This wildly-entangled buck was one of the most shocking harvests of Cameron Maurer’s hunting career, as his photo clearly shows.
It’s one thing to spot and arrow a 9-point buck. But imagine that buck showing up with a hard tangle of hay bale twine, fencing, and nylon rope embedded into their antlers, skull, and skin.
“I was watching him feed on turnips and hit a licking branch when out of the corner of my eye this buck stepped out into the open on the south end of the food plot. So I did a double take as I noticed something unusual in his rack,” 33-year-old Maurer tells Outdoor News of his fall buck.
“I put my binoculars on him and realized he had a whole mess of fencing wrapped around his head. Upon closer examination, I recognized the deer as a split G2 buck that my brother and I had trail camera pictures of, and was one that definitely had some potential to grow into a nice buck,” the Redwood Falls resident continues of the white-tail below:
Sadly, Maurer could tell the deer was not acting normal. “He was breathing heavy and didn’t have any interest in feeding in the plot,” the hunter recalls. His instincts, he says, were telling him the buck was in bad shape. It needed to be put out of its misery.
“I knew I needed to harvest this buck. Letting him walk away meant his certain death was going to be long and painful. After about 10 minutes, he began to exit the food plot heading for the thicket by the river,” Maurer cites. It was there he would take his shot.
Buck Hunter Reminds Fellow Sportsmen to Not Throw Fencing or Trash Out into Wilds
Clocking the buck at 38 yards, the experienced hunter let out a “short grunt,” getting the deer to pause. Due to the mass obstruction on its head and neck, however, he was unable to line up a proper shoulder shot. So he aimed further back, “hoping for a lung shot.”

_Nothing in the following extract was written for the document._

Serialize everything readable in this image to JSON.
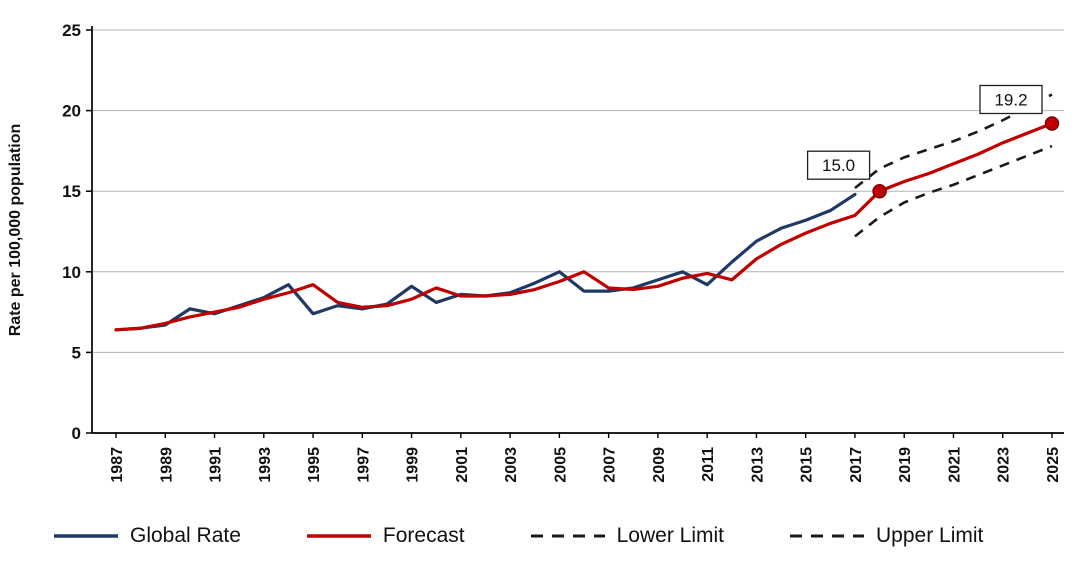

His arrow shot straight through the deer, and off it bounded. “I sat in my stand for 20 minutes waiting for the after-shot shakes to subside. Eventually, I crawled out of my stand, found the arrow covered in blood, and saw a very distinct blood trail,” Maurer recalls.
It was one of the easiest blood trails he’d seen in all his years hunting. Examining the deer and the entanglement on its skull, Maurer also noticed that the buck had rope strangling his neck and inside his mouth.
“I felt a huge sense of relief knowing I made the right decision and gave this deer the quickest and least painful death possible,” he offers.
To Cameron Maurer, “The situation is a reminder to all citizens to think before throwing fencing or any trash away in an area where these animals live. We can all do a better job of providing great wildlife habitat.”
The Minnesota hunter says he’ll get plenty of venison from the harvest. He’s currently working on having the buck mounted, too.